Un suspect du MH17 se dit «moralement responsable» de la chute d'un avion de ligne en 2014

Un suspect du MH17 se dit «moralement responsable» de la chute d'un avion de ligne en 2014

21 mai 2020 0 Par Village FSE

L'ancien espion russe Igor Girkin, accusé d'avoir abattu l'avion de ligne MH17 en 2014, a déclaré qu'il se sentait « une responsabilité morale » de la catastrophe.

Girkin, ancien colonel des services de renseignement du FSB russe, est l'une des quatre personnes accusées de meurtre. L'avion MH17 a été abattu avec un missile Buk de fabrication russe par des rebelles pro-russes dans l'est de l'Ukraine, et a causé la mort de 298 civils, dont les deux tiers étaient néerlandais.

Un tribunal néerlandais a engagé une procédure pénale contre les suspects en mars. Les enquêteurs disent avoir la preuve que le système de missiles Buk provenait de la 53e Brigade antiaérienne russe, basée à Koursk.

Girkin était alors commandant des forces séparatistes dans l'est de l'Ukraine. En 2014, il a été «ministre de la défense» de la République populaire de Donetsk autoproclamée, soutenue par la Russie.

Il nie avoir été directement responsable de l'accident, affirmant que ses forces rebelles «n'ont pas fait tomber l'avion»: «Dans la mesure où j'étais le commandant des rebelles et un participant au conflit, je ressens une responsabilité morale pour ces morts », a-t-il déclaré aux médias.

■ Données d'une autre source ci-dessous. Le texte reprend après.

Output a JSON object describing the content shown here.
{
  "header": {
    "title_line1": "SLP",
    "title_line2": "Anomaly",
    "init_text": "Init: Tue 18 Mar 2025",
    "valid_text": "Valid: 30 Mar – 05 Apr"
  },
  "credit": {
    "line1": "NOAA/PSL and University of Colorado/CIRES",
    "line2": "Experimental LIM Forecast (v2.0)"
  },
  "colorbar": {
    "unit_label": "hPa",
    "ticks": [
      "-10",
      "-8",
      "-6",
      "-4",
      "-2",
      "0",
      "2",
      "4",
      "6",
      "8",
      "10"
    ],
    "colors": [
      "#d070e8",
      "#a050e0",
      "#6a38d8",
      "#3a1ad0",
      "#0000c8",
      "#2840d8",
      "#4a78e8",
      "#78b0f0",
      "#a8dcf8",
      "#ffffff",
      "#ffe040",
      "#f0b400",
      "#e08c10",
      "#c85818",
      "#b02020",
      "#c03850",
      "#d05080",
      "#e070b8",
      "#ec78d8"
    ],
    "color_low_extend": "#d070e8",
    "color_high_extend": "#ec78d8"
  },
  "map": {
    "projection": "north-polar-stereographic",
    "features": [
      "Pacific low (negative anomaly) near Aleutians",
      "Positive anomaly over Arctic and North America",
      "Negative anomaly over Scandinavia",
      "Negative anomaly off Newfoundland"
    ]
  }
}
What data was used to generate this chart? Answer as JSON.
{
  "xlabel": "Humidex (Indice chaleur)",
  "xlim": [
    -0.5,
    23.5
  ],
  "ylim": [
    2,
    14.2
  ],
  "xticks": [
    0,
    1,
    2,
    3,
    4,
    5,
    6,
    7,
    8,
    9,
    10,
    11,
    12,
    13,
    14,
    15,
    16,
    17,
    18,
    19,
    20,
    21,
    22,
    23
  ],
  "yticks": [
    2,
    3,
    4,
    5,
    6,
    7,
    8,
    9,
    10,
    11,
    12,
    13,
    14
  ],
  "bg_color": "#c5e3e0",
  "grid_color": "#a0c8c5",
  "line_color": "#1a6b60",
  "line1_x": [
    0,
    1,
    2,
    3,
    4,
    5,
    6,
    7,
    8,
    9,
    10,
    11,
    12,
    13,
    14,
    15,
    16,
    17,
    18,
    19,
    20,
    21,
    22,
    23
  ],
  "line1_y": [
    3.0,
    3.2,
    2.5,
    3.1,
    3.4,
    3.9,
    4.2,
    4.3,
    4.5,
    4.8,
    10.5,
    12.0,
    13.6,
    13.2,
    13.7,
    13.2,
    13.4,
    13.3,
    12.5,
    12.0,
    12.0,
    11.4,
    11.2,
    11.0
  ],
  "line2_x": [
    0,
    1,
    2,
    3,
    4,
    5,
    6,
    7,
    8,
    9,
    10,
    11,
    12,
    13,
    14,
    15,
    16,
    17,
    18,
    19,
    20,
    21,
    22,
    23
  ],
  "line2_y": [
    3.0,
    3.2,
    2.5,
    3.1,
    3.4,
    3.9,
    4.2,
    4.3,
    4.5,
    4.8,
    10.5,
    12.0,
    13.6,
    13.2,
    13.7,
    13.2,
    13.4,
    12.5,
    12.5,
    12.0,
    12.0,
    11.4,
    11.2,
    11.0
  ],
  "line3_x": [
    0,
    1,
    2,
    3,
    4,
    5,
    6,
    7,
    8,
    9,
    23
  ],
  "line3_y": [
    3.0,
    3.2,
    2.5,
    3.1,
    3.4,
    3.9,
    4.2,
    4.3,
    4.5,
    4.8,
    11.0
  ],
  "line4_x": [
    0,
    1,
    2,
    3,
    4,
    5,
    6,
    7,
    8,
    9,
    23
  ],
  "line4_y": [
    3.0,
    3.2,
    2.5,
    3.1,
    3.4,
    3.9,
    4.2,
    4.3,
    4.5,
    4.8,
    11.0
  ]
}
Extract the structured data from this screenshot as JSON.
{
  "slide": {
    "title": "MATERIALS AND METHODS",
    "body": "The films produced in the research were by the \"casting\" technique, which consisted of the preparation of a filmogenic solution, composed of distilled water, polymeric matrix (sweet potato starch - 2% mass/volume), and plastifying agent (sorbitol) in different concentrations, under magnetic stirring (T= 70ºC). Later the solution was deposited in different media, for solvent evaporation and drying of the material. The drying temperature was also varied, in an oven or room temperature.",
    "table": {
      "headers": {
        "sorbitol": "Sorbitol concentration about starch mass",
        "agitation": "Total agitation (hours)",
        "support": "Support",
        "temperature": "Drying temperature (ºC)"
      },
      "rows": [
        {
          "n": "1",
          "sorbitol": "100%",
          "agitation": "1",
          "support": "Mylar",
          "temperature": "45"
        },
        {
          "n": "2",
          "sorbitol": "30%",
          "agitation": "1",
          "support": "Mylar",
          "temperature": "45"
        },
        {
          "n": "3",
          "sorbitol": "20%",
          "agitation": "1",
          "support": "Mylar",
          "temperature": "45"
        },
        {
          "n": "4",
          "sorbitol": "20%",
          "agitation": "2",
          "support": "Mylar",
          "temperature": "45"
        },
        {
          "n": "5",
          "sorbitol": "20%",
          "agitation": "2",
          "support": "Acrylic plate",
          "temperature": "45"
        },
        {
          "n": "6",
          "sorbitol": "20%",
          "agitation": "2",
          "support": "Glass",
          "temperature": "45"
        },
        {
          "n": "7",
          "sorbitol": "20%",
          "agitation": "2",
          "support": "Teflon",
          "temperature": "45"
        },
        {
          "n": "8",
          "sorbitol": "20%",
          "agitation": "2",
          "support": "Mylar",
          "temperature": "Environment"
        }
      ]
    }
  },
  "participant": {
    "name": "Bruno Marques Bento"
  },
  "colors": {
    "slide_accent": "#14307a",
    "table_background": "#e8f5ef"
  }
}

Les trois autres suspects sont les Russes Sergey Dubinsky, employé par l'agence russe de renseignement militaire GRU, Oleg Pulatov, qui aurait été un ancien soldat des forces spéciales GRU, et l'Ukrainien Leonid Kharchenko, qui dirigeait une unité de combat en tant que commandant dans l'est de l'Ukraine, et a été arrêté le frais non liés la semaine dernière.

Moscou nie toute implication dans la chute de l'avion. Le mois dernier, un rapport publié par le site Web d'enquête Bellingcat et le site d'information russe The Insider a révélé que le colonel général Andrei Burlaka du Service fédéral de sécurité russe est l'un des responsables russes dont les appels avec les chefs des milices séparatistes dans l'est de l'Ukraine ont été interceptés et enregistrés.

Burlaka aurait autorisé le transfert du lanceur de missiles russe Buk qui a abattu l'avion, ont rapporté les médias, ajoutant qu'il n'était qu'à deux pas de la chaîne de commandement du chef du FSB, Alexander Bortnikov, qui répond directement au président russe Vladimir Poutine.

En cas de condamnation, les suspects pourraient encourir des peines allant jusqu'à la prison à vie. Cependant, il est peu probable qu’ils soient extradés, la constitution russe ne permettant pas l’extradition de ses propres ressortissants.